A blurred figure appeared the other side of the stained-glass panes of the front door, followed by a polite thrum of the doorbell. Freddie opened it. It was him, the big guy with the tattoos, Joey’s husband. He was wearing paint-splattered overalls and huge brown boots. He peered down at Freddie and said, ‘Morning, mate,’ before wiping his feet at least ten times on the mat. ‘How are you doing?’

‘Good,’ said Freddie, closing the door behind him.

‘Glad to hear it,’ he said. ‘Your mum about?’

Freddie pointed in the direction of the kitchen.

He watched the big man head down the hallway, knock gently on the kitchen door, push it open and say, ‘Morning Mrs Fitzwilliam, Mr Fitzwilliam,’ and then he heard his mum say, ‘Please, Alfie, I keep telling you, call me Nicola. Cup of tea?’

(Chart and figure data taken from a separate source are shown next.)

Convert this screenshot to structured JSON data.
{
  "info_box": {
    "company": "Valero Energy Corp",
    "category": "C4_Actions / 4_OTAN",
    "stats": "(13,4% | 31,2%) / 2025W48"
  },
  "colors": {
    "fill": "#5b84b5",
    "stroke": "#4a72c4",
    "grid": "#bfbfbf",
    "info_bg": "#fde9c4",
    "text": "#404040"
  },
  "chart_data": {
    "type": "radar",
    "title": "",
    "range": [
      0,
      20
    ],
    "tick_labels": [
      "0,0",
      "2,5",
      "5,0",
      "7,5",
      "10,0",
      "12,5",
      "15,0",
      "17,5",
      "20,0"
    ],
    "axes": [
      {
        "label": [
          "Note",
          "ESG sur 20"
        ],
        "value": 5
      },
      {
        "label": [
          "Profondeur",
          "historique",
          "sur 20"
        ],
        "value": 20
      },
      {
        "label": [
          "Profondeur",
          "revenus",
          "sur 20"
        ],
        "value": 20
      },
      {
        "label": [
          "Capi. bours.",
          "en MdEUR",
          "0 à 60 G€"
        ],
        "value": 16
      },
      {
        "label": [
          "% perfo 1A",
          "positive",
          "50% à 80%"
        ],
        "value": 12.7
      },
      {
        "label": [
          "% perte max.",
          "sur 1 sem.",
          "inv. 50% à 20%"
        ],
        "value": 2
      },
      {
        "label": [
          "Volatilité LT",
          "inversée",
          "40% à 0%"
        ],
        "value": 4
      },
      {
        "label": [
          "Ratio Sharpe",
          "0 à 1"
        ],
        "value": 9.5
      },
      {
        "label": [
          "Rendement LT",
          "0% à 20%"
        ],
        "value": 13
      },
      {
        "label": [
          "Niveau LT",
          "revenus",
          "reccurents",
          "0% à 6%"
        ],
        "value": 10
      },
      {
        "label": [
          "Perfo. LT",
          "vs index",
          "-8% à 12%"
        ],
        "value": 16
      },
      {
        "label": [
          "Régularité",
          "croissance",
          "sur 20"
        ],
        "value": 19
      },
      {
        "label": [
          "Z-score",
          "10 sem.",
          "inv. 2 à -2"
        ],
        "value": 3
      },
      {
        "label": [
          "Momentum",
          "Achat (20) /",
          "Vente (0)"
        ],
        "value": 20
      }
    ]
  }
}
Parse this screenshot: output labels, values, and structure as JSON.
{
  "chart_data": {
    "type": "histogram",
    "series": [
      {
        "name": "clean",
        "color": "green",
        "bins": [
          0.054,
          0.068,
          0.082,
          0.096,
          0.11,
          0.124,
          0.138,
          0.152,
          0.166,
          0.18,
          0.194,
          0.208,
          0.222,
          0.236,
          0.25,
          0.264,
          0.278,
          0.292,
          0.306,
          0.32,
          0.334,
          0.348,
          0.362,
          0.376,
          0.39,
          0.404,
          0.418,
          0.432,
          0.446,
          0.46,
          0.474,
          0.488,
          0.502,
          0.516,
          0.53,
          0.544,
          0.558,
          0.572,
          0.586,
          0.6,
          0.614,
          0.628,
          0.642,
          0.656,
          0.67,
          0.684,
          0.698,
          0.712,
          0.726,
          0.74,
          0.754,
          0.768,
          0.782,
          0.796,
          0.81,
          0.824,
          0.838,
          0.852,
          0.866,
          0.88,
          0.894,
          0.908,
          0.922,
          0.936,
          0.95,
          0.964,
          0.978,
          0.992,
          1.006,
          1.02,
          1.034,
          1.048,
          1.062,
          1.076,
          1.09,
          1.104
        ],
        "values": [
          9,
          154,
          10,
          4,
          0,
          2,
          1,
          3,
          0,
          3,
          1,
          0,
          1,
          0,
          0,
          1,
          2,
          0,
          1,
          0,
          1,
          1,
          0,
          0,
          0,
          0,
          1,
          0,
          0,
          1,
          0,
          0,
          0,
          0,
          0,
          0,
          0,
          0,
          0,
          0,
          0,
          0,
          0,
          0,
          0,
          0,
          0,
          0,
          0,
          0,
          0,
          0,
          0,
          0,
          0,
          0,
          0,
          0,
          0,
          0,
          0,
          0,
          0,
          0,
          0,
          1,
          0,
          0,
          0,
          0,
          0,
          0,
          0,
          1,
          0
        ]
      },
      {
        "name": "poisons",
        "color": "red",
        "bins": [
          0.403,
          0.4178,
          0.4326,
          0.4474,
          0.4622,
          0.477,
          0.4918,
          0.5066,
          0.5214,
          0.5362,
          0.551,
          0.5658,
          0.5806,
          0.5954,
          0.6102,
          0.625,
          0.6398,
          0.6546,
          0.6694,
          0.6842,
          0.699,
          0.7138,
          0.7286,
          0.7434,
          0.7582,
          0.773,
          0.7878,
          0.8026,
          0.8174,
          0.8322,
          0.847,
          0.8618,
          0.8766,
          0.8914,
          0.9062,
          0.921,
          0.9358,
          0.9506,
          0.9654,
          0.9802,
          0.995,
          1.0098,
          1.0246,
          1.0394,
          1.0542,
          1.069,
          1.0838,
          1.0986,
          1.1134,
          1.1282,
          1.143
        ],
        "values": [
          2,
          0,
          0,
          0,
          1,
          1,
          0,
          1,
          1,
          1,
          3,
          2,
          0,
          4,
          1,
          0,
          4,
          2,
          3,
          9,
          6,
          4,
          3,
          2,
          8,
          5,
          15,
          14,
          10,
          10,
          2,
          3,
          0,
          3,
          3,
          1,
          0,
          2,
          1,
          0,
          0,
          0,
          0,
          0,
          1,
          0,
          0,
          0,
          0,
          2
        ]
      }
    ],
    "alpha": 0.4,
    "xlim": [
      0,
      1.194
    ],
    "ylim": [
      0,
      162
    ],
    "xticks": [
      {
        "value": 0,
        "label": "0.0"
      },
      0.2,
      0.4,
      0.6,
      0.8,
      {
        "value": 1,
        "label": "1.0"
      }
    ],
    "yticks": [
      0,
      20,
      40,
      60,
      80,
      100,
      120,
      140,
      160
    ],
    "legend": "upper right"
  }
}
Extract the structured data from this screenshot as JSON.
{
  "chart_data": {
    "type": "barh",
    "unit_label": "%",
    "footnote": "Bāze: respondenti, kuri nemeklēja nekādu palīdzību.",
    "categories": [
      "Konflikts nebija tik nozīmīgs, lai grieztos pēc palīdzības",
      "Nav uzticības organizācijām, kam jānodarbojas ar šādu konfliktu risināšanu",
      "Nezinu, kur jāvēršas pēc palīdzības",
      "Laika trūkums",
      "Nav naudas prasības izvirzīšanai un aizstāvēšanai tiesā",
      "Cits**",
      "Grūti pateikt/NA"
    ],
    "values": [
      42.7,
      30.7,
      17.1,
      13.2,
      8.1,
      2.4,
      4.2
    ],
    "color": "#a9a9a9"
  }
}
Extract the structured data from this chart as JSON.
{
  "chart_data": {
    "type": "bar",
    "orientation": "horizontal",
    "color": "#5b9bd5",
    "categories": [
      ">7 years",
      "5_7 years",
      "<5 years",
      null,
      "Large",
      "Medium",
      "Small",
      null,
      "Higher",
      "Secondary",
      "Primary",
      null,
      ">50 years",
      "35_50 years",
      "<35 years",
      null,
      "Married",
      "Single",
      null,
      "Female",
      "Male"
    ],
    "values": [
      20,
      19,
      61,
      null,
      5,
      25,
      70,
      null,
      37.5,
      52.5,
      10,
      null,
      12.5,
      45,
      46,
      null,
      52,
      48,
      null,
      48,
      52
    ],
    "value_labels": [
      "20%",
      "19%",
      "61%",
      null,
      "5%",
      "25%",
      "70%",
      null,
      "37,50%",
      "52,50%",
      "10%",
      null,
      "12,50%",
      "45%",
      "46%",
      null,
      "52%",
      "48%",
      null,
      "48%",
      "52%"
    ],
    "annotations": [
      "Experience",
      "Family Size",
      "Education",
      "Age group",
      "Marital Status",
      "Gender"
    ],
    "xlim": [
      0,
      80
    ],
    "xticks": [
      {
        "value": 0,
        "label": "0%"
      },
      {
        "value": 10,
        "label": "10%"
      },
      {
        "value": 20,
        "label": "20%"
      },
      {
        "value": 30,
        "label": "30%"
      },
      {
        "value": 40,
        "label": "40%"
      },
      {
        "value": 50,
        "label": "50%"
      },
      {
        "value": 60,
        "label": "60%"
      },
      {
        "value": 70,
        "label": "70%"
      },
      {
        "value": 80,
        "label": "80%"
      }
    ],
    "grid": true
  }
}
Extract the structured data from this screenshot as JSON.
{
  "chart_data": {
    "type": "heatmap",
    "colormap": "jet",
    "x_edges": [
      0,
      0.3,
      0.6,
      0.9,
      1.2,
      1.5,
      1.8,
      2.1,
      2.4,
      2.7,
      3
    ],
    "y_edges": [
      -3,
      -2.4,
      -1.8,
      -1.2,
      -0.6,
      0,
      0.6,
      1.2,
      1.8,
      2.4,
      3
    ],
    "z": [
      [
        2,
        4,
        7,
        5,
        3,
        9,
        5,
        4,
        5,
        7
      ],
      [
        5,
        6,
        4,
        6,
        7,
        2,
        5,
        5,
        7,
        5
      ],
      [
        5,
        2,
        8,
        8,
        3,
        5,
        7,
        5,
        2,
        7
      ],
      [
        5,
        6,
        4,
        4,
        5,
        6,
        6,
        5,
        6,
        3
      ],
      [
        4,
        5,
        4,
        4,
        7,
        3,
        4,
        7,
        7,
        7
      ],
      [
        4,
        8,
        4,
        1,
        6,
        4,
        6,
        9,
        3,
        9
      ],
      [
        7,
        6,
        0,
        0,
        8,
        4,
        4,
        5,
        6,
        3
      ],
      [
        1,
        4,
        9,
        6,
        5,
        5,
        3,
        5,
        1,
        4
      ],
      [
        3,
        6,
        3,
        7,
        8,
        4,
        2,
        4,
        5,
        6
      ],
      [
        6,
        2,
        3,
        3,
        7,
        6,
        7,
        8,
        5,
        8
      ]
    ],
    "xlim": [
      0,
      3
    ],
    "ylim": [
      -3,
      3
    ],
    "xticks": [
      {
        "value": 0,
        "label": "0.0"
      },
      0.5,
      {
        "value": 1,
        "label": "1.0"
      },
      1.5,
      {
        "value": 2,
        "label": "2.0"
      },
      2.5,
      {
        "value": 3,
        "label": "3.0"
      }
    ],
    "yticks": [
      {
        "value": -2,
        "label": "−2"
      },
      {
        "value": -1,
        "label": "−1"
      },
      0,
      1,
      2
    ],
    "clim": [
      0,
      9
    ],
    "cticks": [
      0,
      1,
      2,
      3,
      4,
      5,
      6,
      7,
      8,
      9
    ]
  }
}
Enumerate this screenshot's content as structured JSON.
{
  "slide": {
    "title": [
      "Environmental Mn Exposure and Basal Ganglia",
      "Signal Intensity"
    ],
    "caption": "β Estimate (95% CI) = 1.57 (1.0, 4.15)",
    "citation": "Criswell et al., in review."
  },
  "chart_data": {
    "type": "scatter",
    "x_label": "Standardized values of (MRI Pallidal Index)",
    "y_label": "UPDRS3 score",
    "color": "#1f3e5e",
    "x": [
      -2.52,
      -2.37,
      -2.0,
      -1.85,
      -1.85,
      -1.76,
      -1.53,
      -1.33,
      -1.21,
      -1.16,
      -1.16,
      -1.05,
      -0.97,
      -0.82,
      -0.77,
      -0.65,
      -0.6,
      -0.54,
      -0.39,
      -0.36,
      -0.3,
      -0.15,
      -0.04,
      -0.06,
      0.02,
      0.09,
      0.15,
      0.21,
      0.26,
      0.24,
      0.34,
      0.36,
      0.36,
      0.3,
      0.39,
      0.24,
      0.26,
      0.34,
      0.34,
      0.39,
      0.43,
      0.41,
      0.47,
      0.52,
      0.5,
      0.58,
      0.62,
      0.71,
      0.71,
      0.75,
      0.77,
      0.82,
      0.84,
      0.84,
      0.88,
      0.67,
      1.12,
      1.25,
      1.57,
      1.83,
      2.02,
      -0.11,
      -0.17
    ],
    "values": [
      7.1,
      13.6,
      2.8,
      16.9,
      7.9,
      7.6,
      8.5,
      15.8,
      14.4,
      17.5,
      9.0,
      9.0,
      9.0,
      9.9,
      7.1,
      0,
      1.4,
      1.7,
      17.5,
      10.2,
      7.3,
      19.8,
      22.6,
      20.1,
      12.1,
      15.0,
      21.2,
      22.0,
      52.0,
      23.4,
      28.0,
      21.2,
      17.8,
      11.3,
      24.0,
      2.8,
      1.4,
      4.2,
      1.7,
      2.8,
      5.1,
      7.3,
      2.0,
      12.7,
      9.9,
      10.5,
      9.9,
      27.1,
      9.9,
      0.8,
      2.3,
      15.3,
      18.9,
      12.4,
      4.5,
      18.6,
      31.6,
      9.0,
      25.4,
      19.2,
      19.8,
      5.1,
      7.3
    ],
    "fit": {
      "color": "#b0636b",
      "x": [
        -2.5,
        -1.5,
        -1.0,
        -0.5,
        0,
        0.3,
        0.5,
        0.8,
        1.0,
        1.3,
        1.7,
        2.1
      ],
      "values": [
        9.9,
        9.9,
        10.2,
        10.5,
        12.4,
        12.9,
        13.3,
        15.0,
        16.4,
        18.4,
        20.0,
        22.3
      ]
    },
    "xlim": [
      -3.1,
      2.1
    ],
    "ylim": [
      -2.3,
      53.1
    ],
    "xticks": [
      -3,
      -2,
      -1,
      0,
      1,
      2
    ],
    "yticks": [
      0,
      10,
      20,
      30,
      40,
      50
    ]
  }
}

The door closed behind him and Freddie stood alone. He grasped the banister for a moment. There was crazy stuff swirling about his consciousness, disconnected things randomly hurtling towards each other: the strange woman in the village and the angry woman in the Lake District; Red Boots and his dad; his dad and his photos; his photos and Romola; his mum and the big man in the kitchen come to paint their walls for no particular reason because wouldn’t they be gone from here soon anyway? Wasn’t that how their lives worked? The moment Freddie found a reason to want to stay somewhere his dad breezed in and told him it was time to move on.

He rested his forehead against the cool wood of the banister and kicked his foot hard against the skirting board. He wanted … he didn’t know what he wanted. His giant brain was not helping him now. His ridiculous IQ was not showing up on a white steed to navigate him through this maze of weirdness. He just wanted to touch Romola’s hair. That was it. He wanted to touch her hair and make her smile.